Novia Widyasari Adalah Korban Dari Tidak Kunjung Disahkannya RUU PKS
 Novia Widyasari adalah salah satu dari banyaknya korban kekerasan sosial yang berakhir tragis karena RUU PKS tidak kunjung disahkan.
Para pejabat publik yang menolak untuk mengesahkan RUU Penghapusan Kekerasan Seksual adalah mereka yang membunuh Novia Widyasari. Seorang Mahasiswi dari Jawa timur ini memutuskan untuk mengakhiri hidupnya karena gadis ini mengalami depresi, cara Novia Widyasari mengakhiri hidupnya adalah dengan meminum racun sianida bersama minuman favoritnya yaitu Red Velvet, Novia Widyasari menenggak minuman itu di samping makam ayahnya. Novia Widyasari selama hidupnya dikelilingi oleh ketidakadilan terhadap perempuan, Novia mengalami kekerasan seksual dan tidak adanya perlindungan diri yang Novia berhasil dapatkan.

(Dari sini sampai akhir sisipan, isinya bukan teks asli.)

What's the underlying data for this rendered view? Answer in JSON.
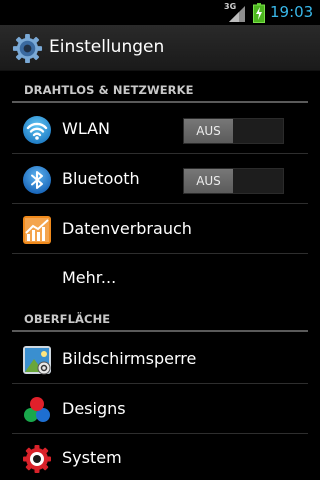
{
  "status_bar": {
    "network_type": "3G",
    "time": "19:03",
    "icons": [
      "signal-icon",
      "battery-charging-icon"
    ]
  },
  "action_bar": {
    "icon": "settings-gear-icon",
    "title": "Einstellungen"
  },
  "sections": [
    {
      "header": "DRAHTLOS & NETZWERKE",
      "items": [
        {
          "label": "WLAN",
          "icon": "wifi-icon",
          "toggle": "AUS"
        },
        {
          "label": "Bluetooth",
          "icon": "bluetooth-icon",
          "toggle": "AUS"
        },
        {
          "label": "Datenverbrauch",
          "icon": "data-usage-icon"
        },
        {
          "label": "Mehr..."
        }
      ]
    },
    {
      "header": "OBERFLÄCHE",
      "items": [
        {
          "label": "Bildschirmsperre",
          "icon": "lock-screen-icon"
        },
        {
          "label": "Designs",
          "icon": "designs-icon"
        },
        {
          "label": "System",
          "icon": "system-icon"
        }
      ]
    }
  ],
  "colors": {
    "accent": "#39b7e8",
    "background": "#000000",
    "toggle_off": "#6a6a6a"
  }
}
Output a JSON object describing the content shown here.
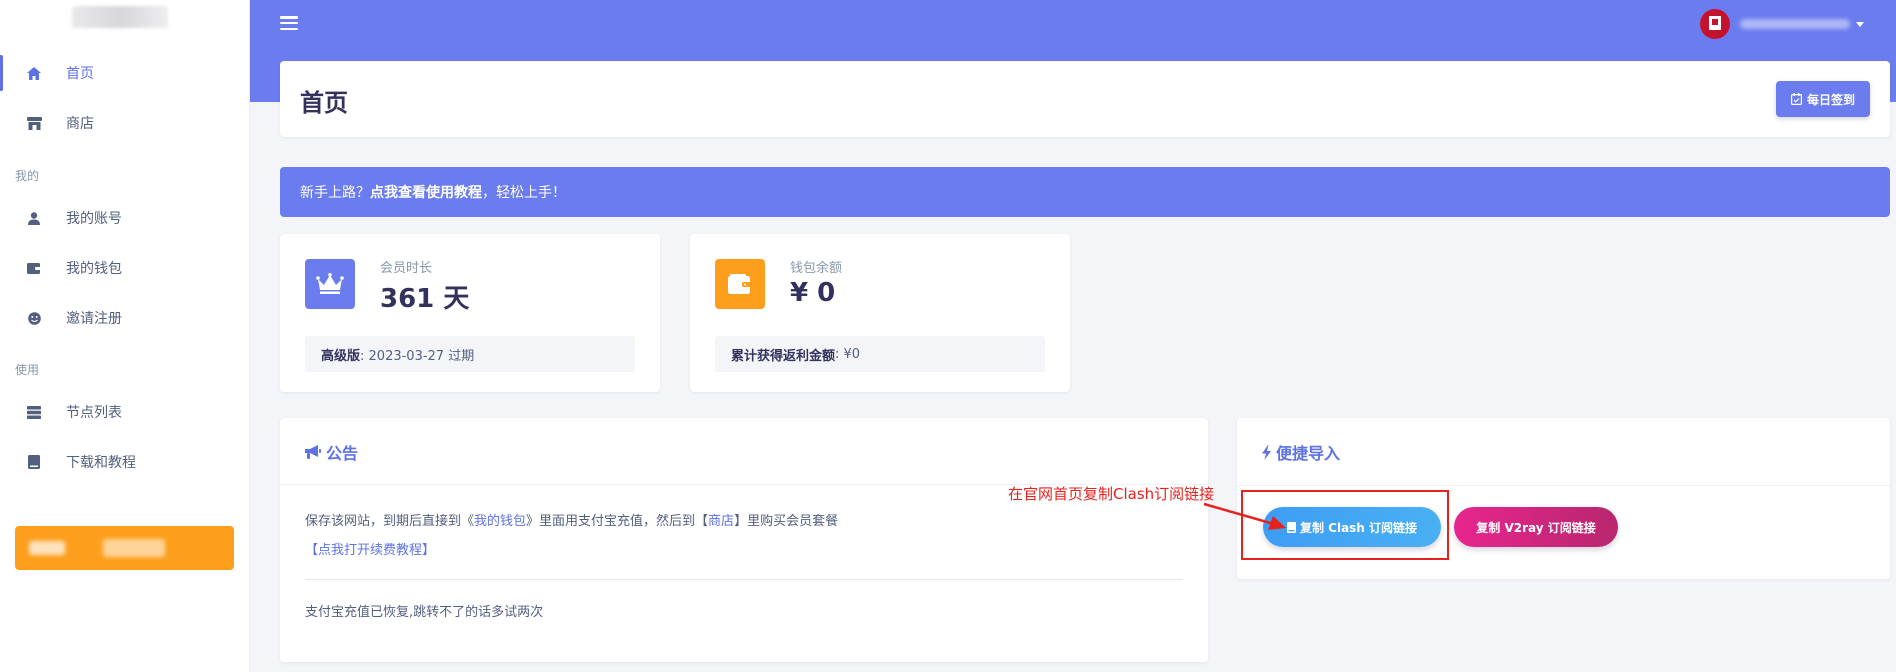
{
  "sidebar": {
    "items": [
      {
        "label": "首页",
        "icon": "home-icon"
      },
      {
        "label": "商店",
        "icon": "shop-icon"
      },
      {
        "label": "我的账号",
        "icon": "user-icon"
      },
      {
        "label": "我的钱包",
        "icon": "wallet-icon"
      },
      {
        "label": "邀请注册",
        "icon": "smile-icon"
      },
      {
        "label": "节点列表",
        "icon": "server-icon"
      },
      {
        "label": "下载和教程",
        "icon": "book-icon"
      }
    ],
    "headings": [
      "我的",
      "使用"
    ]
  },
  "header": {
    "title": "首页",
    "checkin_label": "每日签到"
  },
  "alert": {
    "prefix": "新手上路？",
    "link": "点我查看使用教程",
    "suffix": "，轻松上手！"
  },
  "stats": {
    "membership": {
      "label": "会员时长",
      "value": "361 天",
      "footer_bold": "高级版",
      "footer_rest": ": 2023-03-27 过期"
    },
    "wallet": {
      "label": "钱包余额",
      "value": "¥ 0",
      "footer_bold": "累计获得返利金额",
      "footer_rest": ": ¥0"
    }
  },
  "notice": {
    "title": "公告",
    "line1_a": "保存该网站，到期后直接到《",
    "line1_link1": "我的钱包",
    "line1_b": "》里面用支付宝充值，然后到【",
    "line1_link2": "商店",
    "line1_c": "】里购买会员套餐",
    "link": "【点我打开续费教程】",
    "line2": "支付宝充值已恢复,跳转不了的话多试两次"
  },
  "quick_import": {
    "title": "便捷导入",
    "clash_label": "复制 Clash 订阅链接",
    "v2ray_label": "复制 V2ray 订阅链接"
  },
  "annotation": {
    "text": "在官网首页复制Clash订阅链接",
    "color": "#e8211d"
  },
  "colors": {
    "primary": "#6b7cef",
    "accent_orange": "#fd9f1d",
    "clash_blue": "#3d9df5",
    "v2ray_pink": "#e8258e"
  }
}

Kekerasan seksual adalah suatu hal yang selalu diragukan oleh pihak yang berwenang karena korban kurang mempunyai bukti, padahal kekerasan seksual ini biasanya memang terjadi di ruang privat yang minim bukti dan bahkan kadang tidak meninggalkan bekas forensik, karena hal ini biasanya korban takut untuk speak up karena dinilai tidak mempunyai bukti yang kuat untuk menegakan keadilan. Biasanya para korban memendam luka ini dan tidak jarang juga korban sudah tidak bisa memendam luka ini sehingga berujung dengan bunuh diri, seperti yang dilakukan oleh Novia Widyasari.

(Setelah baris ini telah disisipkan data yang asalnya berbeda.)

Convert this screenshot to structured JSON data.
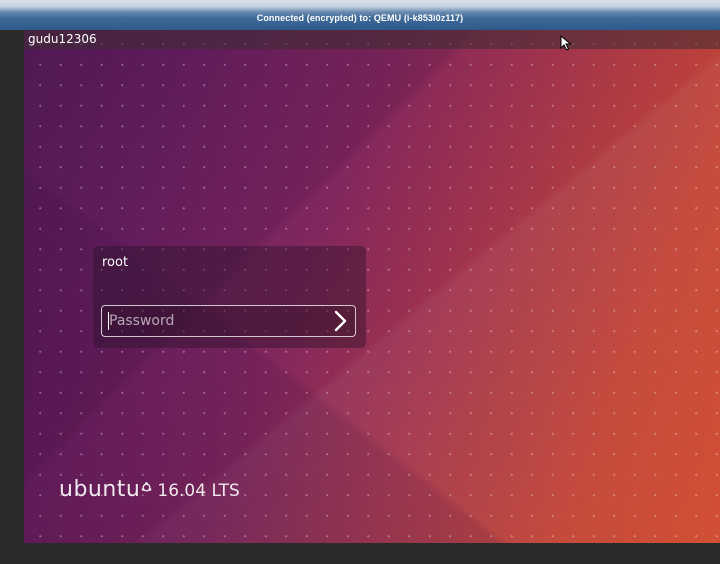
{
  "vnc": {
    "title": "Connected (encrypted) to: QEMU (i-k853i0z117)"
  },
  "panel": {
    "hostname": "gudu12306"
  },
  "login": {
    "username": "root",
    "password_placeholder": "Password",
    "password_value": "",
    "submit_icon": "chevron-right-icon"
  },
  "branding": {
    "wordmark": "ubuntu",
    "logo_icon": "circle-of-friends-icon",
    "version": "16.04 LTS"
  },
  "colors": {
    "vnc_bar": "#2d5a8c",
    "wallpaper_left": "#5a1f5e",
    "wallpaper_right": "#d04a2e",
    "text": "#ffffff"
  }
}
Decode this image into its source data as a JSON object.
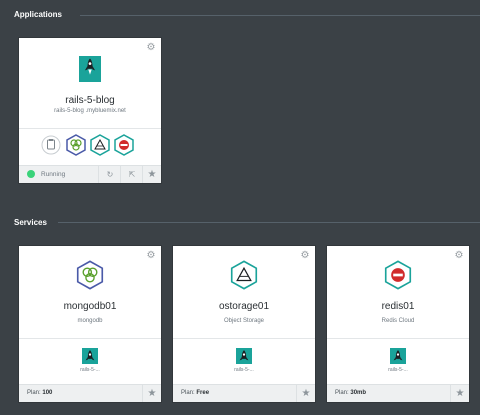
{
  "sections": {
    "applications": "Applications",
    "services": "Services"
  },
  "app": {
    "name": "rails-5-blog",
    "route": "rails-5-blog .mybluemix.net",
    "status": "Running",
    "bound_icons": [
      "clipboard-icon",
      "mongodb-icon",
      "object-storage-icon",
      "redis-icon"
    ]
  },
  "services": [
    {
      "name": "mongodb01",
      "type": "mongodb",
      "icon": "mongodb-icon",
      "bound_app": "rails-5-...",
      "plan_label": "Plan:",
      "plan": "100"
    },
    {
      "name": "ostorage01",
      "type": "Object Storage",
      "icon": "object-storage-icon",
      "bound_app": "rails-5-...",
      "plan_label": "Plan:",
      "plan": "Free"
    },
    {
      "name": "redis01",
      "type": "Redis Cloud",
      "icon": "redis-icon",
      "bound_app": "rails-5-...",
      "plan_label": "Plan:",
      "plan": "30mb"
    }
  ],
  "colors": {
    "background": "#3b4146",
    "teal": "#1aa39a",
    "mongo": "#5aa02c",
    "mongo_hex": "#4a5aa8",
    "redis": "#d12b2b",
    "running": "#3ad37a"
  }
}
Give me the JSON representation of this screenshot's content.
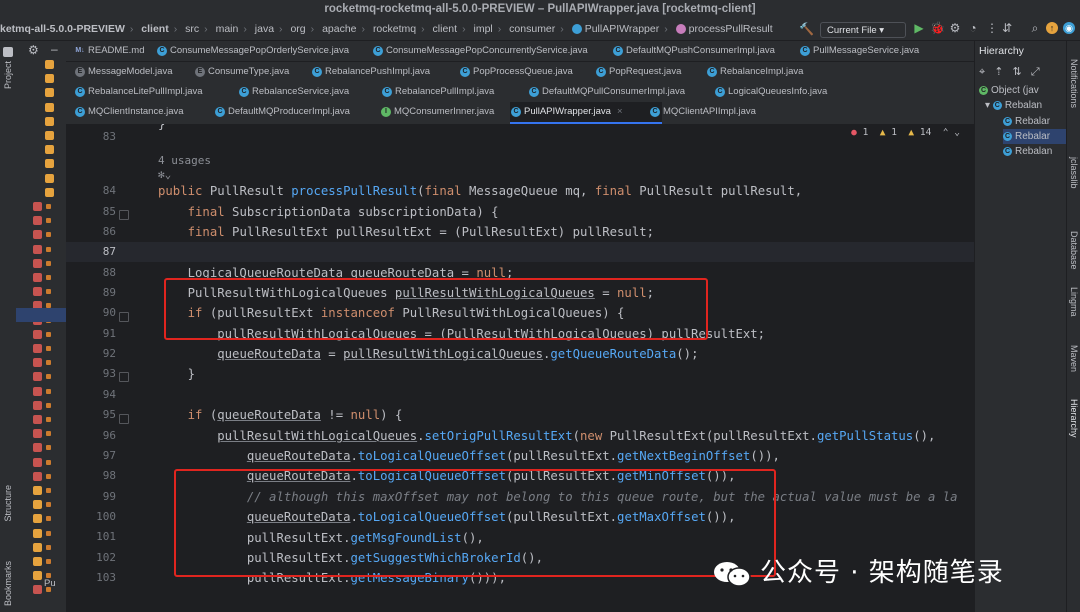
{
  "window": {
    "title": "rocketmq-rocketmq-all-5.0.0-PREVIEW – PullAPIWrapper.java [rocketmq-client]"
  },
  "breadcrumbs": [
    "ketmq-all-5.0.0-PREVIEW",
    "client",
    "src",
    "main",
    "java",
    "org",
    "apache",
    "rocketmq",
    "client",
    "impl",
    "consumer",
    "PullAPIWrapper",
    "processPullResult"
  ],
  "toolbar": {
    "run_config": "Current File ▾"
  },
  "tabs": {
    "row1": [
      {
        "label": "README.md",
        "icon": "md"
      },
      {
        "label": "ConsumeMessagePopOrderlyService.java",
        "icon": "c"
      },
      {
        "label": "ConsumeMessagePopConcurrentlyService.java",
        "icon": "c"
      },
      {
        "label": "DefaultMQPushConsumerImpl.java",
        "icon": "c"
      },
      {
        "label": "PullMessageService.java",
        "icon": "c"
      }
    ],
    "row2": [
      {
        "label": "MessageModel.java",
        "icon": "e"
      },
      {
        "label": "ConsumeType.java",
        "icon": "e"
      },
      {
        "label": "RebalancePushImpl.java",
        "icon": "c"
      },
      {
        "label": "PopProcessQueue.java",
        "icon": "c"
      },
      {
        "label": "PopRequest.java",
        "icon": "c"
      },
      {
        "label": "RebalanceImpl.java",
        "icon": "c"
      }
    ],
    "row3": [
      {
        "label": "RebalanceLitePullImpl.java",
        "icon": "c"
      },
      {
        "label": "RebalanceService.java",
        "icon": "c"
      },
      {
        "label": "RebalancePullImpl.java",
        "icon": "c"
      },
      {
        "label": "DefaultMQPullConsumerImpl.java",
        "icon": "c"
      },
      {
        "label": "LogicalQueuesInfo.java",
        "icon": "c"
      }
    ],
    "row4": [
      {
        "label": "MQClientInstance.java",
        "icon": "c"
      },
      {
        "label": "DefaultMQProducerImpl.java",
        "icon": "c"
      },
      {
        "label": "MQConsumerInner.java",
        "icon": "i"
      },
      {
        "label": "PullAPIWrapper.java",
        "icon": "c",
        "active": true
      },
      {
        "label": "MQClientAPIImpl.java",
        "icon": "c"
      }
    ]
  },
  "inspections": {
    "errors": "1",
    "warnings": "1",
    "weak": "14"
  },
  "editor": {
    "usages_hint": "4 usages",
    "line_numbers": [
      "83",
      "84",
      "85",
      "86",
      "87",
      "88",
      "89",
      "90",
      "91",
      "92",
      "93",
      "94",
      "95",
      "96",
      "97",
      "98",
      "99",
      "100",
      "101",
      "102",
      "103"
    ],
    "current_line": "87"
  },
  "hierarchy_panel": {
    "title": "Hierarchy",
    "root": "Object (jav",
    "items": [
      "Rebalan",
      "Rebalar",
      "Rebalar",
      "Rebalan"
    ]
  },
  "side_tools": {
    "left": [
      "Project",
      "Structure",
      "Bookmarks"
    ],
    "right": [
      "Notifications",
      "jclasslib",
      "Database",
      "Lingma",
      "Maven",
      "Hierarchy"
    ]
  },
  "watermark": "公众号 · 架构随笔录",
  "tree_bottom_label": "Pu"
}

Banyak perempuan yang mengalami kesulitan dalam mengakses keadilan terkait kekerasan seksual yang mereka hadapi, langkah pertama yang membantu para perempuan untuk dapat mengakses keadilan adalah disahkannya RUU PKS. Setelah pembahasan RUU PKS selama bertahun tahun kompnas perempuan mengusahakan agar Indonesia mempunyai payung hukum untuk para perempuan yang mencari keadilan, tapi sayangnya agenda ini selama bertahun tahun jalan di tempat, pada tahun ini RUU PKS berada di Program Legislasi Nasional (Prolegnas) Prioritas tahun ini.

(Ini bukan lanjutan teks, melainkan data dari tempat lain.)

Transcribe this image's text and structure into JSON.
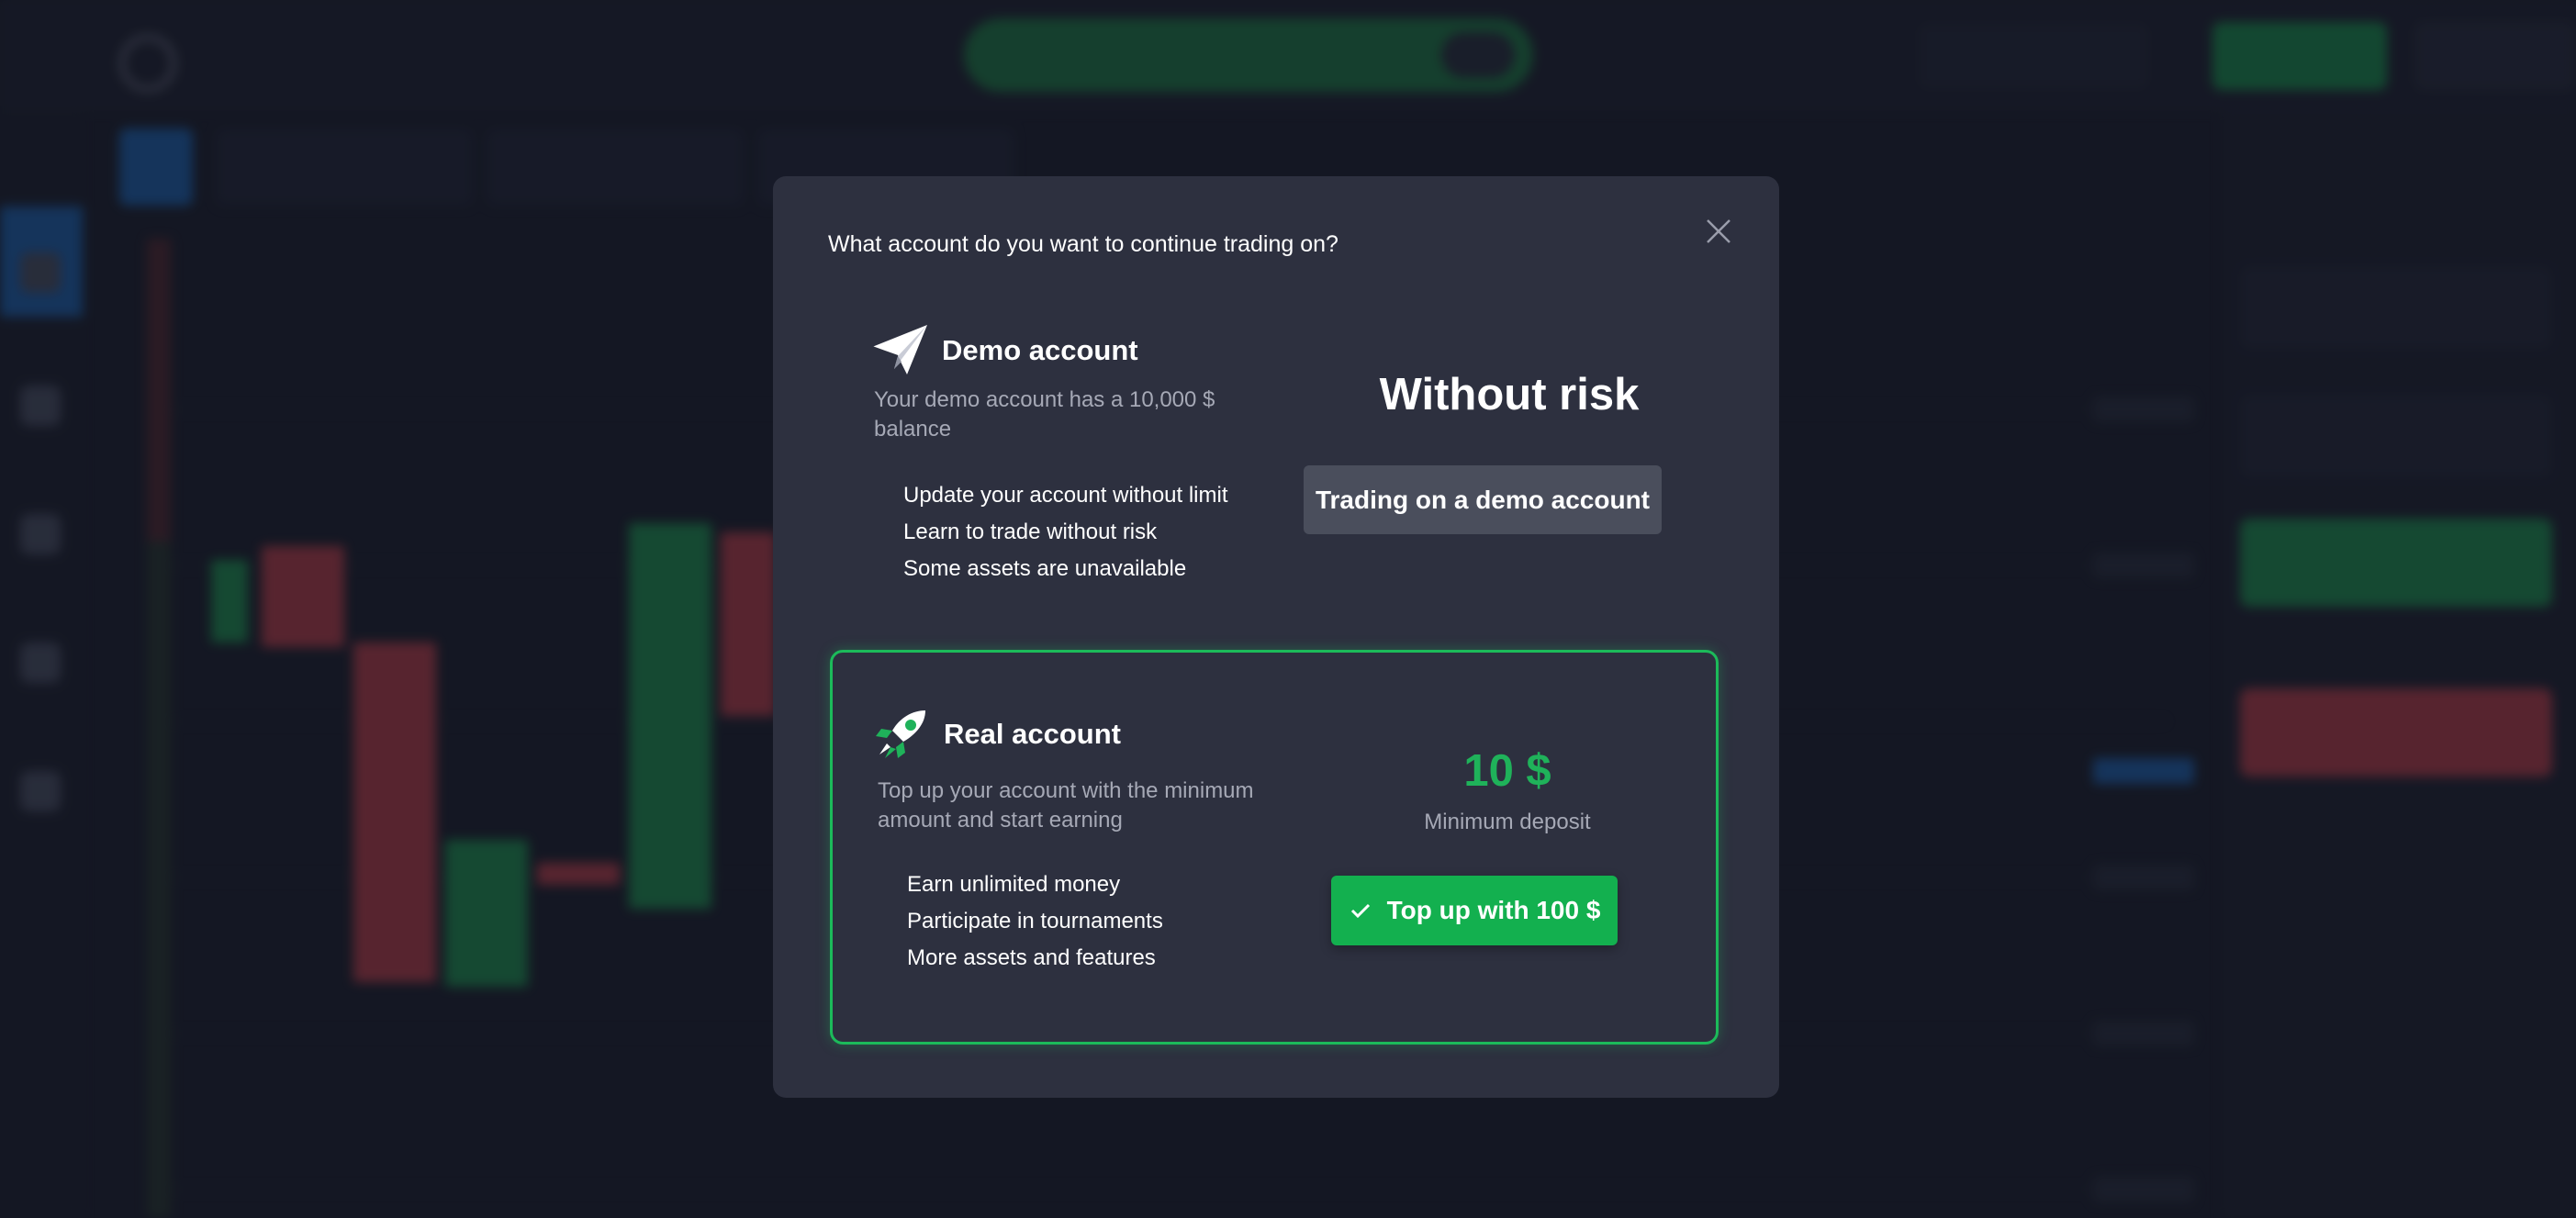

Alasan mengapa RUU PKS pembahasannya mandek karena RUU PKS dinilai tidak sesuai dengan ajaran agama dan budaya Indonesia. RUU PKS dikira mendukung seks bebas, bahkan pada 2019 lalu muncul petisi yang berisi narasi bahwa RUU Pro Zina akan disahkan karena RUU PKS hanya memberi jerat hukum bagi yang melakukan aktivitas seksual atas dasar adanya tindakan pemaksaan tetapi tidak menjerat mereka yang melakukan aktivitas seksual atas dasar suka sama suka. Padahal nyatanya dalam RUU PKS tidak terdapat ketentuan yang melegalkan seks bebas, tidak adanya ketentuan mengenai seks bebas artinya bukan berarti RUU PKS ini pro zinah atau seks bebas.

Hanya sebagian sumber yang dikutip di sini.